Parents, enfants, professionnels de l’animation... Pour équilibrer ce trio (parfois) infernal, le plus simple est d’éliminer un élément. Les parents par exemple. Marc Guidoni, président de l’APIS dans les quartiers sud de Marseille, connaît le refrain. Les parents risquent de « perturber la construction pédagogique ». Pire, de ne « pas jouer le jeu ». Sans oublier que les parents sont les premiers à se disqualifier eux-mêmes. Les uns abandonnent leurs petits comme des paquets à la poste. « Dites-moi juste à quelle heure les reprendre ». Les autres estiment que les éducateurs sont incapables de faire aussi bien qu’eux.
L’histoire de l’APIS est celle d’un cercle vertueux où les parents trouvent (à peu près) leur place. Au départ, rien n’est gagné puisqu’il s’agit de « primo arrivants ». Barrière de la langue, barrière de la culture, etc. Les raisons pour lesquelles les parents « déposent » leurs enfants ne sont pas très romantiques. Plutôt basiques. Marc Guidoni regarde sa liste : « nécessité d’aller travailler au loin, besoin de sécurité en milieu hostile, garde bon marché » etc. Tout ça pour dire que « l’expertise des éducateurs » arrive en dernière position. Désespérant non ? Marc Guidoni ignore le découragement. Sinon il aurait déjà changé de métier.
Il existe donc une « expertise » des éducateurs. Evidemment. Sauf que cette expertise peut devenir une fausse religion. Une forme d’idolâtrie. Les éducateurs, dans leur zèle, ont vite fait de vouloir « éduquer les parents ». Ceux qui ne jouent pas le jeu des spectacles et des programmes spéciaux destinés à élever leur progéniture.

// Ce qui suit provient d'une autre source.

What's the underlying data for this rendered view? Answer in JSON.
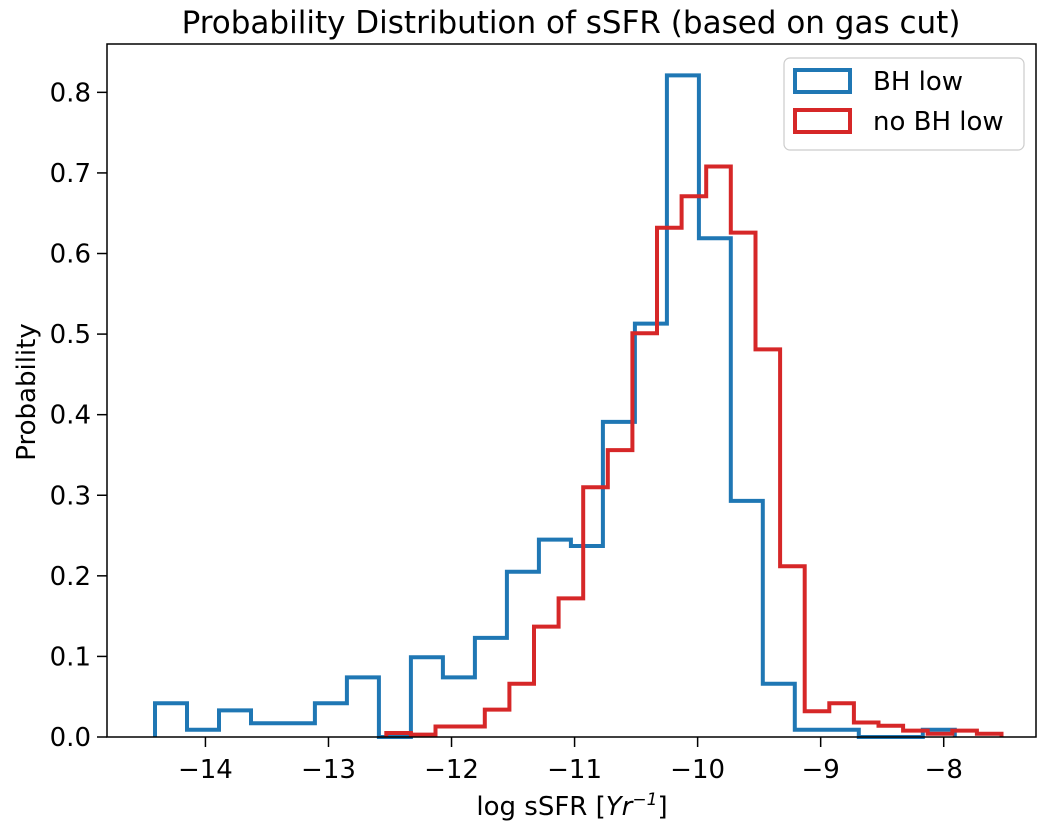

La tentation de l’éducateur est de se faire plaisir. Ah le beau projet pédagogique ! Oh, la belle construction ! L’enfant est au centre. Il porte le bel édifice, une tour Eiffel qui écrase ses petites épaules. Quant aux parents, disparus, évaporés. Oubliés. Formé au contact de la pastorale de la jeunesse – un fana des JMJ – Marc Guidoni s’y connaît en pédagogie. A quoi bon ces projets mirifiques où les parents sont absents ? Plus l’enjeu est profond, plus ils doivent prendre le relais. « Ce sont eux les premiers éducateurs des enfants » rappelle Marc Guidoni.
Dans une société où les parents ont du mal à être eux-mêmes, ce n’est pas un service à rendre aux enfants que de marginaliser papa et maman un peu plus. Dans l’Evangile, on nous demande de chercher d’abord le Royaume. Mais il arrive un tas de choses par surcroît. Qui cherche le bien des enfants ne peut faire l’économie des parents. Ceux qui sont convaincus du contraire sont les régimes totalitaires. Mais ceci est une autre histoire.